Country star Jason Aldean’s song “Try That in a Small Town” had its video pulled by CMT earlier this week after days of attacks accusing it of racism and gun fetishism.

By Wednesday, the song had hit No. 1 on the U.S. iTunes chart, according to Billboard magazine.

According to the Western Journal, CMT dominates programming of country music videos and concerts but it “surrendered almost preemptively to screeching from the left to pull Aldean’s video from its rotation.”

CMT has made no public comment on pulling the video beyond conforming to multiple news outlets that it had done so.

Rep. Lauren Boebert, Colorado Republican, exulted in the news.

“Whenever they try and censor us, we only go stronger.

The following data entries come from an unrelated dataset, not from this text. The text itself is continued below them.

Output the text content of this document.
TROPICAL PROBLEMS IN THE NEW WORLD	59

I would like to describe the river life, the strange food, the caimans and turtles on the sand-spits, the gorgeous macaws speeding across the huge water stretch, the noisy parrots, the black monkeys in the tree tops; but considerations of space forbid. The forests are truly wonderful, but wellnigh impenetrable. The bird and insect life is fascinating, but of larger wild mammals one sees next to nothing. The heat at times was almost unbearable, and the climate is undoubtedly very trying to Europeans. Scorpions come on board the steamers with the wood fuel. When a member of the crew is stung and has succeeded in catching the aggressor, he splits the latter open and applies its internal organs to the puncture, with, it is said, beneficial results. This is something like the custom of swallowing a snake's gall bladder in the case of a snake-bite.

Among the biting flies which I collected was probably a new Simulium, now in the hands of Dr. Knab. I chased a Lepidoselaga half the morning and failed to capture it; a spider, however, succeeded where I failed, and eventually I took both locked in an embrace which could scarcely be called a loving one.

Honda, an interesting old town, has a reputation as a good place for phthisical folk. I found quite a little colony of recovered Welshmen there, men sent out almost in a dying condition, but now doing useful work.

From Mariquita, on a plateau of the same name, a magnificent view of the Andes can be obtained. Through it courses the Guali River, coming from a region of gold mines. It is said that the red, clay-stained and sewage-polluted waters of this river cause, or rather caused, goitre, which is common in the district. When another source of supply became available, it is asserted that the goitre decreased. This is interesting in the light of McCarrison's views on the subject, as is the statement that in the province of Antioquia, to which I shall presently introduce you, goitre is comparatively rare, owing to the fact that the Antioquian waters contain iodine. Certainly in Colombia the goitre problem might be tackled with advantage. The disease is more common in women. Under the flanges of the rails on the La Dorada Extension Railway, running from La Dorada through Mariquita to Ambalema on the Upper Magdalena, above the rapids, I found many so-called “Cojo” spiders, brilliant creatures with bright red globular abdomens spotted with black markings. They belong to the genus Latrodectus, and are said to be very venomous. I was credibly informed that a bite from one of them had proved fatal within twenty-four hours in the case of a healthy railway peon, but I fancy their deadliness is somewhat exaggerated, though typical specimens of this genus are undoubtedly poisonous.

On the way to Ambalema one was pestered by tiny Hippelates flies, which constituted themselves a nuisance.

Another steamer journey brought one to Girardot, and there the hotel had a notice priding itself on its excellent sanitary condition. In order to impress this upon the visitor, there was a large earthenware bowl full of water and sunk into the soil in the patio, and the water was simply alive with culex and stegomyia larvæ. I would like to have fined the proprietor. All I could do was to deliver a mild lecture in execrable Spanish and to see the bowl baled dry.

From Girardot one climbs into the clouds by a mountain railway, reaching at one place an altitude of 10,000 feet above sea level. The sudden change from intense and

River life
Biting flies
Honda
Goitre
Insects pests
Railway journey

Time for CMT to get the Bud Light treatment,” she wrote on Twitter.

One Twitter user responded with a GIF of Barbra Streisand and the word “oops,” referring to what’s been called “the Streisand effect,” a term used for when efforts to hide or censor information backfire by raising awareness of that information.

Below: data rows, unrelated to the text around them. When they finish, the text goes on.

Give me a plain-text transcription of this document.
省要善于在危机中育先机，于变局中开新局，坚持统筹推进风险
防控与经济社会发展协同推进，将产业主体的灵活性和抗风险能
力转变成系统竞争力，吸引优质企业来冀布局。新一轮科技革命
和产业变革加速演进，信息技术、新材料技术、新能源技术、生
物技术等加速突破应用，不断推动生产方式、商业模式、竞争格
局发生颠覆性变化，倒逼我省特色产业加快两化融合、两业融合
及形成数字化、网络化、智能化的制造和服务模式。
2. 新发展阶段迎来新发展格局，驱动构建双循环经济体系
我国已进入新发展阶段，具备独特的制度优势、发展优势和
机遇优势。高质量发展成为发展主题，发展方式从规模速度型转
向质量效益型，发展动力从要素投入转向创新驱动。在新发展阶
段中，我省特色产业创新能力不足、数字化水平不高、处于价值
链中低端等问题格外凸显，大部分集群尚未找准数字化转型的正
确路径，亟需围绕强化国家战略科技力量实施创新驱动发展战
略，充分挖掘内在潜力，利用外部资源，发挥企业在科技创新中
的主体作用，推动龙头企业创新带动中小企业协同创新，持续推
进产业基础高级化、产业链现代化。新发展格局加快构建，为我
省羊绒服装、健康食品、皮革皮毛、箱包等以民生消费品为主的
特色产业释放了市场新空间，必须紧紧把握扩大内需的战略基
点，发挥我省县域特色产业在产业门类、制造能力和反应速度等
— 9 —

The song, backed by a video that went online last week, skewers the riots and rampant crime in America’s big cities, saying it wouldn’t happen in rural America.

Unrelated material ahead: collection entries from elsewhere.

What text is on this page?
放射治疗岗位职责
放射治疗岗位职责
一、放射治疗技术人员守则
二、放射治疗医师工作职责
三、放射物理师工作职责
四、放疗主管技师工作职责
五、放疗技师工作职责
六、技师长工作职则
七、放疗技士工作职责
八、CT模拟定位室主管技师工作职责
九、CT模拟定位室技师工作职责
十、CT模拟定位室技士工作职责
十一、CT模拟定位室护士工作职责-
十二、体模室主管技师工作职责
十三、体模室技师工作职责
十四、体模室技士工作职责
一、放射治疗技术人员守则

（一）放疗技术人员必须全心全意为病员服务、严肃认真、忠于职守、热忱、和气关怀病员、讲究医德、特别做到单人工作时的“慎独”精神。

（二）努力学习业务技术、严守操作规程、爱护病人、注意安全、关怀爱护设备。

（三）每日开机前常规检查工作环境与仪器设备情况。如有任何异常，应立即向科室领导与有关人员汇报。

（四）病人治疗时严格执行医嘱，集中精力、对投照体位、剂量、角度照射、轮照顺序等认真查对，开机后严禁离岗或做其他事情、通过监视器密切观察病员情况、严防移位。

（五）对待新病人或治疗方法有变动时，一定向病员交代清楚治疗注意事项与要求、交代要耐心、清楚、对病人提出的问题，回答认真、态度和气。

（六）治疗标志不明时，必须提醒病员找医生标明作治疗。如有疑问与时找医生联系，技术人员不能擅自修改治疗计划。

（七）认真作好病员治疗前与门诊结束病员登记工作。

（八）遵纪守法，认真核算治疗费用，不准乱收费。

But according to Vulture, the video features news footage projected on the Maury County courthouse, where a lynching took place in the 1920s.

The video also includes images of riots and police-protester clashes.

“Well, try that in a small town / See how far ya make it down the road / Around here, we take care of our own … I recommend you don’t / Try that in a small town,” the song states.

SEE ALSO: CMT pulls music video for Jason Aldean’s ‘Try That in a Small Town’

There were other charges of love for “sundown towns,” where blacks dared not enter after the sun set during the Jim Crow “lynch law” era.

“These references are not only meritless, but dangerous. There is not a single lyric in the song that references race or points to it – and there isn’t a single video clip that isn’t real news footage,” Mr. Aldean said in a statement posted to Twitter.

“While I can try and respect others to have their own interpretation of a song with music- this one goes too far,” he said.

Ironically, the song at No. 2 on the U.S. iTunes chart also is a country music song that has been at the center of a racial criticism.

Luke Combs’ hit “Fast Car” is a cover of a 1980s hit by Tracy Chapman, and the Washington Post published an article saying that a White male star was getting successes that would have been denied to a Black, LGBTQ woman such as Ms. Chapman.

The article was widely derided both because Ms. Chapman herself approved of the cover (and will profit handsomely from it, in both direct royalties and exposure) and because her original was a Grammy-winning Top 10 hit.